Vague or ambiguous contract terms may be unenforceable. Courts will examine the wording of the contract terms to determine whether a clause is  enforceable for vagueness or ambiguity. If a clause is not enforceable, courts may rule on the term of agreement based on the conduct of the employer and employee and pre-contractual communication between the parties.   
 
==== d) Invalid Contracts – Contrary to ESA 
 
Any term of the written contract that does not meet the minimum standards set out by the ''Employment Standards Act'' (for provincially regulated employees) or the ''Canada Labour Code'' (for federally regulated employees) is invalid.
 
If a term of the contract is invalid, then the employee will likely receive whatever the common law provides instead of what the contract said. 
 
For example, a termination clause might say the employee will receive 30 days notice if they are being terminated without cause. Under the  ''ESA'', the employee could receive up to 8 weeks notice. The contractual termination clause would be invalid because it purports to provide the employee with less than the minimum statutory entitlement.
 
In this example, the employee would be entitled to reasonable notice under common law. This can be very beneficial for the employee in cases where the common law provisions, such as the reasonable notice period, are better than the contractual provisions.
 
Note that in assessing whether a term of a contract breaches the ''ESA'', one must consider the maximum entitlement that an employee could ever  receive under the ''ESA'', rather than their current entitlement. 
 
In the previous example, it is irrelevant whether the employee has worked for the employer long enough to be entitled to more than 30 days notice under the ''ESA''. A contractual termination clause is not enforceable if, at any  ime, the clause would provide the employee with less  than his entitlement under the ESA. See ''Shore v Ladner Downs'', 5160 DLR (4th) 76. 
 
However, this principle may have been qualified with respect to severance clauses and fixed term contracts (see ''Miller v Convergys CMG Canada Limited Partnership'', 2013 BCSC 1589 (upheld on appeal); ''Rogers v Tourism British Columbia'', 2010 BCSC 1562).
 
==== e) General Contract Construction Rules Apply ====
 
Other general rules regarding contracts may also invalidate the contract, such as duress, undue influence, and unconscionability, but these occur less frequently.
 
Under certain circumstances, employers and employees cannot use the above rules to invalidate a contract for their own benefit. If a new contract is imposed in which all the benefit is to the employee, the employee cannot have the contract invalidated for lack of fresh consideration to the employer in order to avoid a severance provision or other provision of the contract.
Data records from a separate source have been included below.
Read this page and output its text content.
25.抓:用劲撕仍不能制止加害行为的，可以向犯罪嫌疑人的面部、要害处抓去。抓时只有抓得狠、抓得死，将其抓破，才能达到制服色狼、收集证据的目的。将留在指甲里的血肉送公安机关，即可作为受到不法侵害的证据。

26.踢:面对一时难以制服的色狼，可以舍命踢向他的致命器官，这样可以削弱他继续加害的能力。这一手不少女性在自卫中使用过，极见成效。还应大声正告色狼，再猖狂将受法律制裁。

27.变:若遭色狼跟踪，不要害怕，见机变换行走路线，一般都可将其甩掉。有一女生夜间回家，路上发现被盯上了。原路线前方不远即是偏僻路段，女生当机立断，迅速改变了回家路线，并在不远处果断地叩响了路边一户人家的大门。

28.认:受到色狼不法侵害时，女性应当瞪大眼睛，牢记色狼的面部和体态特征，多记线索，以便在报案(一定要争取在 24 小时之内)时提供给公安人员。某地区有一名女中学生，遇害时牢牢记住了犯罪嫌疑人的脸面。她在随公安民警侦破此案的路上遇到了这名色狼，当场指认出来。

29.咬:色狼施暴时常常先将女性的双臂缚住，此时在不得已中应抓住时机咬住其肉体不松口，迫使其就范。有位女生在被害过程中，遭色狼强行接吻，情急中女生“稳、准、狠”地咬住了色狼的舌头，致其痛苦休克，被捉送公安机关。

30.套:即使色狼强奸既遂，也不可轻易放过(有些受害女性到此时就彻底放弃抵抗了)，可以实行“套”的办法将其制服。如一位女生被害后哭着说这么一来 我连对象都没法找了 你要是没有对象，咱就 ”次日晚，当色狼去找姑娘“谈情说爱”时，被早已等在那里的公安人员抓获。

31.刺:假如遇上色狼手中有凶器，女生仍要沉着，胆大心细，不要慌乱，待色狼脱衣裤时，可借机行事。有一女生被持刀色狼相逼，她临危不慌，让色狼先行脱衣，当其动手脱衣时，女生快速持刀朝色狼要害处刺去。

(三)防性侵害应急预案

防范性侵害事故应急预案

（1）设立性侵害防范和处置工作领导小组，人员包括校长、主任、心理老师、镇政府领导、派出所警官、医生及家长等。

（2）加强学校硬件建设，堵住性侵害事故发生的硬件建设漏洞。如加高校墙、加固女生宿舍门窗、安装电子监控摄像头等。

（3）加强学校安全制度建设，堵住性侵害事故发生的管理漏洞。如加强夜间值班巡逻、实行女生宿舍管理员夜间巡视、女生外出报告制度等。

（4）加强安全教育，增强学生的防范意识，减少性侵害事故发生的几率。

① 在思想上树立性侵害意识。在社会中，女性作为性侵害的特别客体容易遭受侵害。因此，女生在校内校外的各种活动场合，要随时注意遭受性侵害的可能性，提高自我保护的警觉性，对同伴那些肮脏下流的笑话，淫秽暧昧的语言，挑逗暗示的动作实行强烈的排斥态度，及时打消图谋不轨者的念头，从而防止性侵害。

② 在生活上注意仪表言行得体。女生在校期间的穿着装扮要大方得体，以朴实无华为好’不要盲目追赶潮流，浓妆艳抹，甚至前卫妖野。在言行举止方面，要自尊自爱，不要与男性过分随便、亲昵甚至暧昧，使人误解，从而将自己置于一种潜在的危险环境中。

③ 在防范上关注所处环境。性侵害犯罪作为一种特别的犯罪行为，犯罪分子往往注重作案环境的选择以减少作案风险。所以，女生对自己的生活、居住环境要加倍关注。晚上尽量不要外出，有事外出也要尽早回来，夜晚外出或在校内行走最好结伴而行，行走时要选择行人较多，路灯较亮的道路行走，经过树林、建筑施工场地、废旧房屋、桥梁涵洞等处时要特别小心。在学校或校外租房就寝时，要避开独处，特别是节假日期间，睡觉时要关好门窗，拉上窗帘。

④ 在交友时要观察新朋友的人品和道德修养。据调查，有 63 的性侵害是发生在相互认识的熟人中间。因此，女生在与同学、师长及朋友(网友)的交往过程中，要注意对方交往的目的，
Additionally, the employer cannot  back out of a contract that only gave benefits to the employee, due to lack of fresh consideration to the employer. 
 
=== 3. Without Cause v. Just Cause Dismissal ===
 
Employers can dismiss an employee in one of two ways:
*A. Without cause, and on provision of reasonable notice; or 
*B. For Just Cause. 
 
Without cause dismissals and just cause dismissal are both express dismissal. An employer tells the employee they are being dismissed, generally by having a meeting and providing the employee with a letter of dismissal.